Yakira's discussion of Azmi Bishara is of interest. As in every well-ordered regime, the secret services need to keep tabs on the categories of the political and public discourse. Indeed, Yakira preceded the Shin Bet in exposing Bishara. Several pages are devoted to the former Knesset member, and Yakira finds the initial evidence of his Holocaust denial in his comments: "A few years ago, I was present at a meeting between Bishara and a group of officers [...] What was interesting in it [the conversation], and surprised even me [...] is that Bishara opened his remarks by saying that he is the first Arab intellectual to take a serious interest in the Holocaust, that he does not deny it and that he understands its dimensions and meaning." What better proof of Bishara's perversion do we need? And now the moral of the story: "The clear feeling of all the participants in the meeting was that the Holocaust, the engagement with it, the talk about it and the admission of its existence were only a step of the type which I previously termed an 'alibi,' a kind of certificate of validation and entry permit into the space of legitimacy of civilized people." Q.E.D.

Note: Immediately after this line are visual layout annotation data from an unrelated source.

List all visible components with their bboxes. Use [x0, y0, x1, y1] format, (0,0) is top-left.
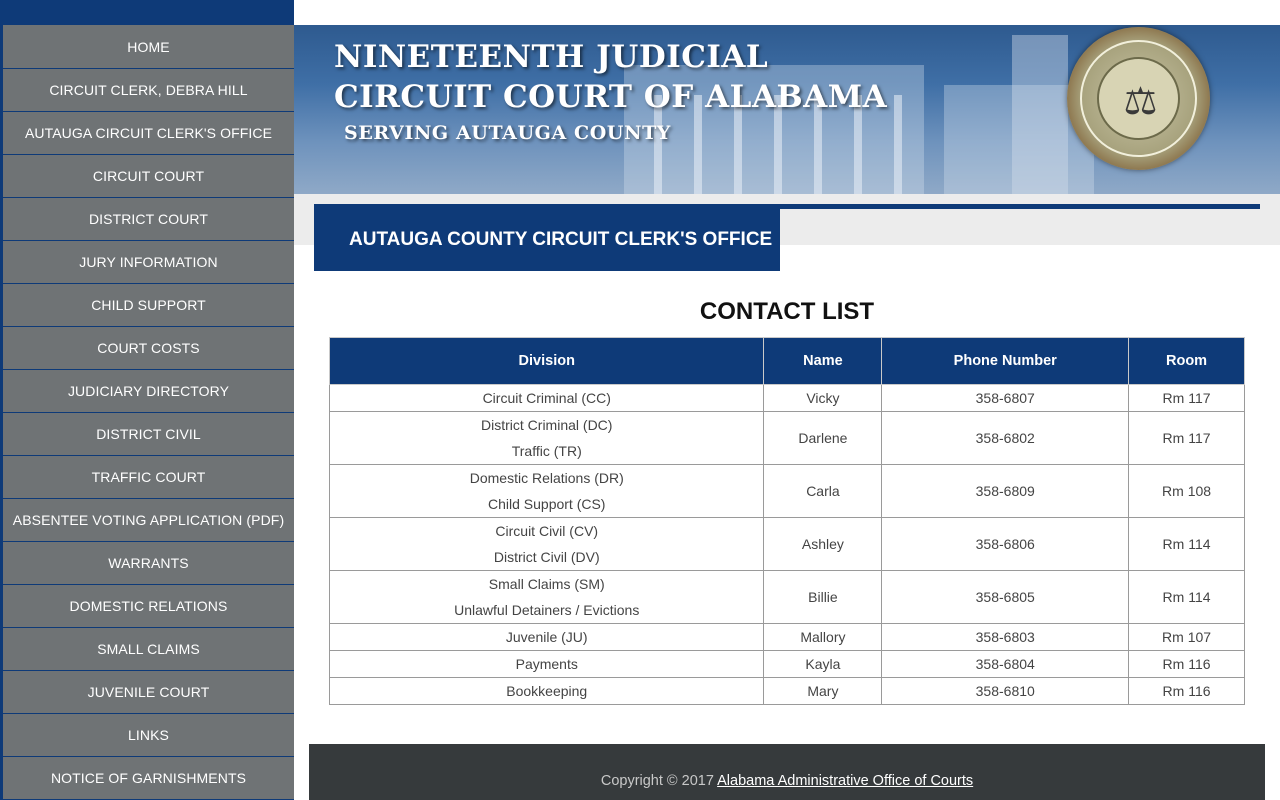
division-label: Domestic Relations (DR) — [469, 470, 624, 486]
sidebar-item-notice-of-garnishments[interactable]: NOTICE OF GARNISHMENTS — [3, 757, 294, 800]
table-row: Circuit Civil (CV) District Civil (DV) A… — [328, 517, 1245, 571]
site-subtitle: SERVING AUTAUGA COUNTY — [344, 122, 671, 144]
division-label: Payments — [515, 656, 578, 672]
table-row: Bookkeeping Mary 358-6810 Rm 116 — [328, 677, 1245, 705]
division-label: Small Claims (SM) — [488, 576, 605, 592]
division-label: Bookkeeping — [506, 683, 588, 699]
phone-cell: 358-6803 — [881, 623, 1130, 651]
division-label: Circuit Criminal (CC) — [482, 390, 611, 406]
site-title: NINETEENTH JUDICIAL CIRCUIT COURT OF ALA… — [334, 37, 887, 147]
name-cell: Mary — [763, 677, 883, 705]
sidebar-item-court-costs[interactable]: COURT COSTS — [3, 327, 294, 370]
division-cell: Payments — [328, 650, 765, 678]
room-cell: Rm 117 — [1128, 411, 1245, 465]
sidebar-item-judiciary-directory[interactable]: JUDICIARY DIRECTORY — [3, 370, 294, 413]
sidebar-nav: HOME CIRCUIT CLERK, DEBRA HILL AUTAUGA C… — [0, 0, 294, 800]
name-cell: Billie — [763, 570, 883, 624]
division-cell: Bookkeeping — [328, 677, 765, 705]
sidebar-item-district-civil[interactable]: DISTRICT CIVIL — [3, 413, 294, 456]
sidebar-item-jury-information[interactable]: JURY INFORMATION — [3, 241, 294, 284]
name-cell: Darlene — [763, 411, 883, 465]
footer-content: Copyright © 2017 Alabama Administrative … — [309, 773, 1265, 789]
name-cell: Kayla — [763, 650, 883, 678]
name-cell: Vicky — [763, 384, 883, 412]
sidebar-item-warrants[interactable]: WARRANTS — [3, 542, 294, 585]
division-label-secondary: District Civil (DV) — [493, 549, 600, 565]
table-row: Circuit Criminal (CC) Vicky 358-6807 Rm … — [328, 384, 1245, 412]
phone-cell: 358-6805 — [881, 570, 1130, 624]
column-header-room: Room — [1128, 337, 1245, 385]
division-cell: Circuit Civil (CV) District Civil (DV) — [328, 517, 765, 571]
sidebar-item-child-support[interactable]: CHILD SUPPORT — [3, 284, 294, 327]
sidebar-item-clerks-office[interactable]: AUTAUGA CIRCUIT CLERK'S OFFICE — [3, 112, 294, 155]
table-row: Juvenile (JU) Mallory 358-6803 Rm 107 — [328, 623, 1245, 651]
division-label-secondary: Traffic (TR) — [511, 443, 582, 459]
division-label-secondary: Unlawful Detainers / Evictions — [454, 602, 640, 618]
division-label: Juvenile (JU) — [505, 629, 588, 645]
table-row: Small Claims (SM) Unlawful Detainers / E… — [328, 570, 1245, 624]
room-cell: Rm 116 — [1128, 677, 1245, 705]
table-row: Payments Kayla 358-6804 Rm 116 — [328, 650, 1245, 678]
division-cell: Circuit Criminal (CC) — [328, 384, 765, 412]
division-cell: Domestic Relations (DR) Child Support (C… — [328, 464, 765, 518]
room-cell: Rm 108 — [1128, 464, 1245, 518]
phone-cell: 358-6807 — [881, 384, 1130, 412]
sidebar-item-juvenile-court[interactable]: JUVENILE COURT — [3, 671, 294, 714]
phone-cell: 358-6809 — [881, 464, 1130, 518]
name-cell: Carla — [763, 464, 883, 518]
phone-cell: 358-6802 — [881, 411, 1130, 465]
page-title: AUTAUGA COUNTY CIRCUIT CLERK'S OFFICE — [314, 209, 780, 271]
column-header-name: Name — [763, 337, 883, 385]
sidebar-item-domestic-relations[interactable]: DOMESTIC RELATIONS — [3, 585, 294, 628]
division-label-secondary: Child Support (CS) — [487, 496, 606, 512]
state-seal-logo: ⚖ — [1067, 27, 1210, 170]
table-row: Domestic Relations (DR) Child Support (C… — [328, 464, 1245, 518]
phone-cell: 358-6810 — [881, 677, 1130, 705]
column-header-division: Division — [328, 337, 765, 385]
table-header-row: Division Name Phone Number Room — [328, 337, 1245, 385]
site-title-line2: CIRCUIT COURT OF ALABAMA — [334, 79, 888, 115]
sidebar-item-traffic-court[interactable]: TRAFFIC COURT — [3, 456, 294, 499]
phone-cell: 358-6806 — [881, 517, 1130, 571]
room-cell: Rm 117 — [1128, 384, 1245, 412]
division-label: District Criminal (DC) — [481, 417, 613, 433]
copyright-text: Copyright © 2017 — [600, 773, 714, 789]
sidebar-item-circuit-clerk[interactable]: CIRCUIT CLERK, DEBRA HILL — [3, 69, 294, 112]
sidebar-item-district-court[interactable]: DISTRICT COURT — [3, 198, 294, 241]
sidebar-item-small-claims[interactable]: SMALL CLAIMS — [3, 628, 294, 671]
division-cell: Juvenile (JU) — [328, 623, 765, 651]
site-title-line1: NINETEENTH JUDICIAL — [334, 39, 769, 75]
division-cell: District Criminal (DC) Traffic (TR) — [328, 411, 765, 465]
contact-list-heading: CONTACT LIST — [699, 298, 875, 325]
phone-cell: 358-6804 — [881, 650, 1130, 678]
name-cell: Mallory — [763, 623, 883, 651]
sidebar-top-band — [0, 0, 294, 25]
page-footer: Copyright © 2017 Alabama Administrative … — [309, 744, 1265, 800]
sidebar-item-home[interactable]: HOME — [3, 25, 294, 69]
division-label: Circuit Civil (CV) — [495, 523, 599, 539]
sidebar-item-links[interactable]: LINKS — [3, 714, 294, 757]
room-cell: Rm 114 — [1128, 570, 1245, 624]
table-row: District Criminal (DC) Traffic (TR) Darl… — [328, 411, 1245, 465]
seal-inner: ⚖ — [1097, 57, 1180, 140]
aoc-link[interactable]: Alabama Administrative Office of Courts — [717, 773, 973, 789]
division-cell: Small Claims (SM) Unlawful Detainers / E… — [328, 570, 765, 624]
header-banner: NINETEENTH JUDICIAL CIRCUIT COURT OF ALA… — [294, 25, 1280, 194]
sidebar-item-circuit-court[interactable]: CIRCUIT COURT — [3, 155, 294, 198]
courthouse-column — [894, 95, 902, 194]
room-cell: Rm 107 — [1128, 623, 1245, 651]
column-header-phone: Phone Number — [881, 337, 1130, 385]
room-cell: Rm 114 — [1128, 517, 1245, 571]
sidebar-menu: HOME CIRCUIT CLERK, DEBRA HILL AUTAUGA C… — [3, 25, 294, 800]
scales-of-justice-icon: ⚖ — [1123, 78, 1158, 123]
name-cell: Ashley — [763, 517, 883, 571]
sidebar-item-absentee-voting[interactable]: ABSENTEE VOTING APPLICATION (PDF) — [3, 499, 294, 542]
contact-table: Division Name Phone Number Room Circuit … — [328, 337, 1245, 705]
room-cell: Rm 116 — [1128, 650, 1245, 678]
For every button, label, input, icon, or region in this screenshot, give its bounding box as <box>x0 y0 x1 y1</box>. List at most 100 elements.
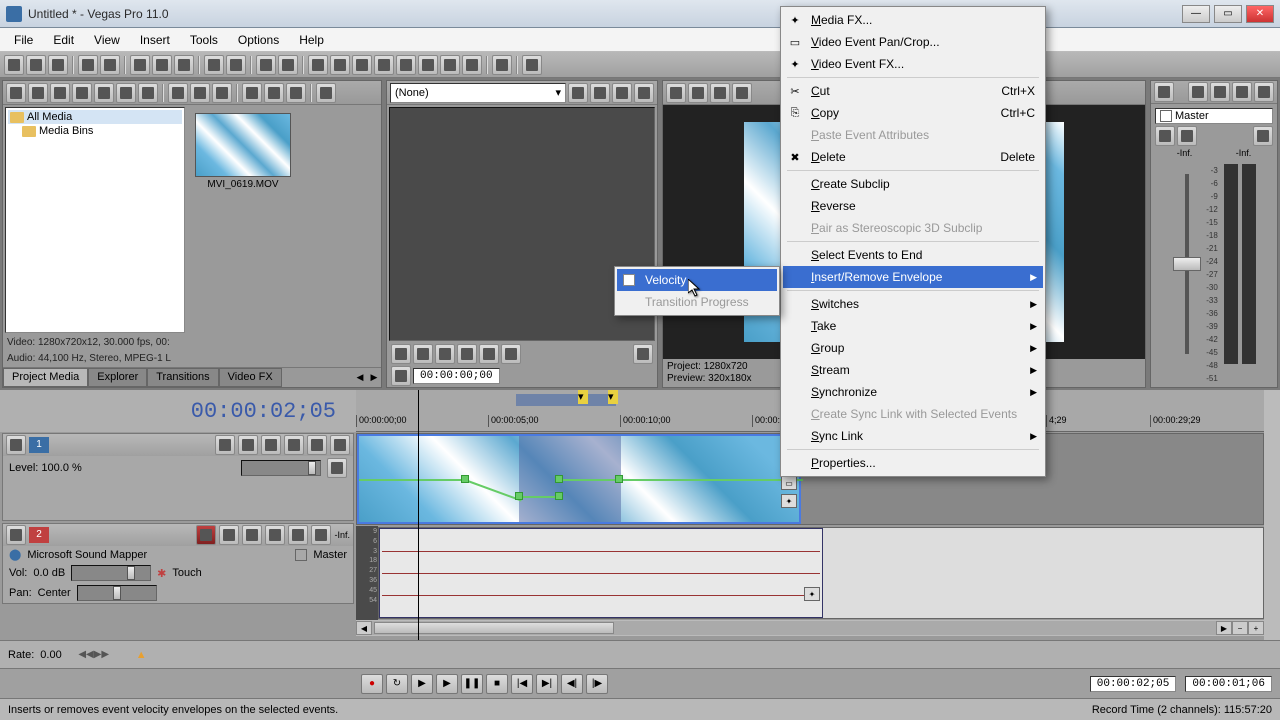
help-icon[interactable] <box>492 55 512 75</box>
fx-preview-icon[interactable] <box>634 83 654 103</box>
paste-icon[interactable] <box>174 55 194 75</box>
video-clip[interactable]: ▭ ✦ <box>357 434 801 524</box>
scroll-thumb[interactable] <box>374 622 614 634</box>
playhead[interactable] <box>418 390 419 640</box>
loop-region[interactable] <box>516 394 616 406</box>
close-button[interactable]: ✕ <box>1246 5 1274 23</box>
ctx-take[interactable]: Take▶ <box>783 315 1043 337</box>
atrack-solo-icon[interactable] <box>311 525 331 545</box>
comp-mode-icon[interactable] <box>327 458 347 478</box>
envelope-point[interactable] <box>555 492 563 500</box>
menu-file[interactable]: File <box>4 31 43 49</box>
tree-all-media[interactable]: All Media <box>8 110 182 124</box>
fx-dropdown[interactable]: (None)▾ <box>390 83 566 103</box>
audio-track-lane[interactable]: ✦ <box>378 527 1264 619</box>
pm-view-icon[interactable] <box>316 83 336 103</box>
master-fader[interactable] <box>1172 164 1202 364</box>
ctx-switches[interactable]: Switches▶ <box>783 293 1043 315</box>
properties-icon[interactable] <box>100 55 120 75</box>
maximize-button[interactable]: ▭ <box>1214 5 1242 23</box>
tree-media-bins[interactable]: Media Bins <box>8 124 182 138</box>
audio-clip[interactable]: ✦ <box>379 528 823 618</box>
grid-icon[interactable] <box>352 55 372 75</box>
pm-fx-icon[interactable] <box>138 83 158 103</box>
pm-replace-icon[interactable] <box>190 83 210 103</box>
ctx-insert-remove-envelope[interactable]: Insert/Remove Envelope▶ <box>783 266 1043 288</box>
media-thumb[interactable]: MVI_0619.MOV <box>195 113 291 190</box>
envelope-point[interactable] <box>615 475 623 483</box>
ctx-stream[interactable]: Stream▶ <box>783 359 1043 381</box>
preview-ext-icon[interactable] <box>688 83 708 103</box>
master-next-icon[interactable] <box>1210 82 1230 102</box>
lock-icon[interactable] <box>308 55 328 75</box>
pm-prop-icon[interactable] <box>116 83 136 103</box>
master-prev-icon[interactable] <box>1188 82 1208 102</box>
menu-edit[interactable]: Edit <box>43 31 84 49</box>
menu-view[interactable]: View <box>84 31 130 49</box>
open-icon[interactable] <box>26 55 46 75</box>
track-bypass-icon[interactable] <box>215 435 235 455</box>
transport-record-time[interactable]: 00:00:01;06 <box>1185 676 1272 692</box>
quantize-icon[interactable] <box>440 55 460 75</box>
master-down-icon[interactable] <box>1254 82 1274 102</box>
save-icon[interactable] <box>48 55 68 75</box>
copy-icon[interactable] <box>152 55 172 75</box>
preview-overlay-icon[interactable] <box>732 83 752 103</box>
stop-button[interactable]: ■ <box>486 674 508 694</box>
menu-help[interactable]: Help <box>289 31 334 49</box>
minimize-button[interactable]: — <box>1182 5 1210 23</box>
ctx-synchronize[interactable]: Synchronize▶ <box>783 381 1043 403</box>
ctx-reverse[interactable]: Reverse <box>783 195 1043 217</box>
new-icon[interactable] <box>4 55 24 75</box>
render-icon[interactable] <box>78 55 98 75</box>
clip-pan-crop-icon[interactable]: ▭ <box>781 476 797 490</box>
loop-start-marker[interactable]: ▾ <box>578 390 588 404</box>
loop-end-marker[interactable]: ▾ <box>608 390 618 404</box>
snap-icon[interactable] <box>256 55 276 75</box>
magnet-icon[interactable] <box>374 55 394 75</box>
ctx-copy[interactable]: ⎘CopyCtrl+C <box>783 102 1043 124</box>
tab-right-arrow-icon[interactable]: ▶ <box>367 368 381 387</box>
ctx-create-subclip[interactable]: Create Subclip <box>783 173 1043 195</box>
prev-frame-button[interactable]: ◀| <box>561 674 583 694</box>
more-icon[interactable] <box>462 55 482 75</box>
tab-explorer[interactable]: Explorer <box>88 368 147 387</box>
master-gear-icon[interactable] <box>1177 126 1197 146</box>
transport-timecode[interactable]: 00:00:02;05 <box>1090 676 1177 692</box>
sonycreative-icon[interactable] <box>522 55 542 75</box>
vol-slider[interactable] <box>71 565 151 581</box>
crossfade-icon[interactable] <box>396 55 416 75</box>
audio-clip-fx-icon[interactable]: ✦ <box>804 587 820 601</box>
atrack-arm-icon[interactable] <box>219 525 239 545</box>
menu-options[interactable]: Options <box>228 31 289 49</box>
ctx-media-fx-[interactable]: ✦Media FX... <box>783 9 1043 31</box>
menu-tools[interactable]: Tools <box>180 31 228 49</box>
scroll-right-icon[interactable]: ▶ <box>1216 621 1232 635</box>
ctx-cut[interactable]: ✂CutCtrl+X <box>783 80 1043 102</box>
ctx-delete[interactable]: ✖DeleteDelete <box>783 146 1043 168</box>
fx-del-icon[interactable] <box>612 83 632 103</box>
envelope-point[interactable] <box>515 492 523 500</box>
fx-play-icon[interactable] <box>413 344 433 364</box>
track-mute-icon[interactable] <box>307 435 327 455</box>
envelope-point[interactable] <box>555 475 563 483</box>
ctx-group[interactable]: Group▶ <box>783 337 1043 359</box>
fx-add-icon[interactable] <box>568 83 588 103</box>
loop-button[interactable]: ↻ <box>386 674 408 694</box>
ctx-video-event-pan-crop-[interactable]: ▭Video Event Pan/Crop... <box>783 31 1043 53</box>
tab-left-arrow-icon[interactable]: ◀ <box>353 368 367 387</box>
pm-play-icon[interactable] <box>242 83 262 103</box>
track-motion-icon[interactable] <box>238 435 258 455</box>
ctx-select-events-to-end[interactable]: Select Events to End <box>783 244 1043 266</box>
fx-chain-icon[interactable] <box>590 83 610 103</box>
ctx-video-event-fx-[interactable]: ✦Video Event FX... <box>783 53 1043 75</box>
master-play-icon[interactable] <box>1155 126 1175 146</box>
scroll-left-icon[interactable]: ◀ <box>356 621 372 635</box>
zoom-out-icon[interactable]: − <box>1232 621 1248 635</box>
fx-pause-icon[interactable] <box>457 344 477 364</box>
play-button[interactable]: ▶ <box>436 674 458 694</box>
fx-timecode[interactable]: 00:00:00;00 <box>413 368 500 384</box>
record-button[interactable]: ● <box>361 674 383 694</box>
tab-project-media[interactable]: Project Media <box>3 368 88 387</box>
next-frame-button[interactable]: |▶ <box>586 674 608 694</box>
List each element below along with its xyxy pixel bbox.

Beyond the argument that the Holocaust, of all issues, is the entry permit to the space of legitimacy of civilized people, which would seem to fly in the face of the author's thesis but is actually a supportive argument, if we recall the perversion and the tendency to conceal the truth; and apart from the fact that the civilized people here are Israeli army officers and a researching detective, and that Bishara's status is of someone uncivilized who is knocking on the doors of this great civilization - apart from all this, the evidence that renders him fully suspect and reinforces the supposition about his perversion are his explicit remarks rejecting the denial of the Holocaust and condemning it. Let the reader make no mistake: This does not contradict Yakira's arguments but strongly buttresses the truth in his theory of perversion. The task of the researching detective and the group of officers is to peek closely into the recesses of their minds and their emotions. The clear and distinct feeling of those present at this introspection ceremony exposed the truth in the case of Bishara.

A sacred mission

The scientist who will take upon himself Yakira's science of political perversion will confront no small labor. The investigator must mortify himself mightily in order to extract from his emotions the hidden truth in others. The truth lies hidden in the workings of the heart of the object of the investigation, and the means to extract the truth from the recesses of the heart of the individual under study must match the magnitude of the mission. Yakira is not entirely alone in this sacred mission. For example, since Dr. Gadi Taub embarked on his path, his intellectual labors have focused on discovering traitors. But now we have a well-developed political science that can be useful in exposing the traitors and in classifying and grading them. Yakira notes that the historian Raul Hilberg, one of the first who dealt with the Holocaust, "remarked bitterly that no one thought to invite him to assist the prosecution in the Eichmann trial." The state prosecution will do well to show gratitude to the political scientist and philosopher Yakira, so that things will be managed differently in the trials we can look forward to.

Oded Schechter is an EUME fellow at the Institute for Advanced Studies in Berlin.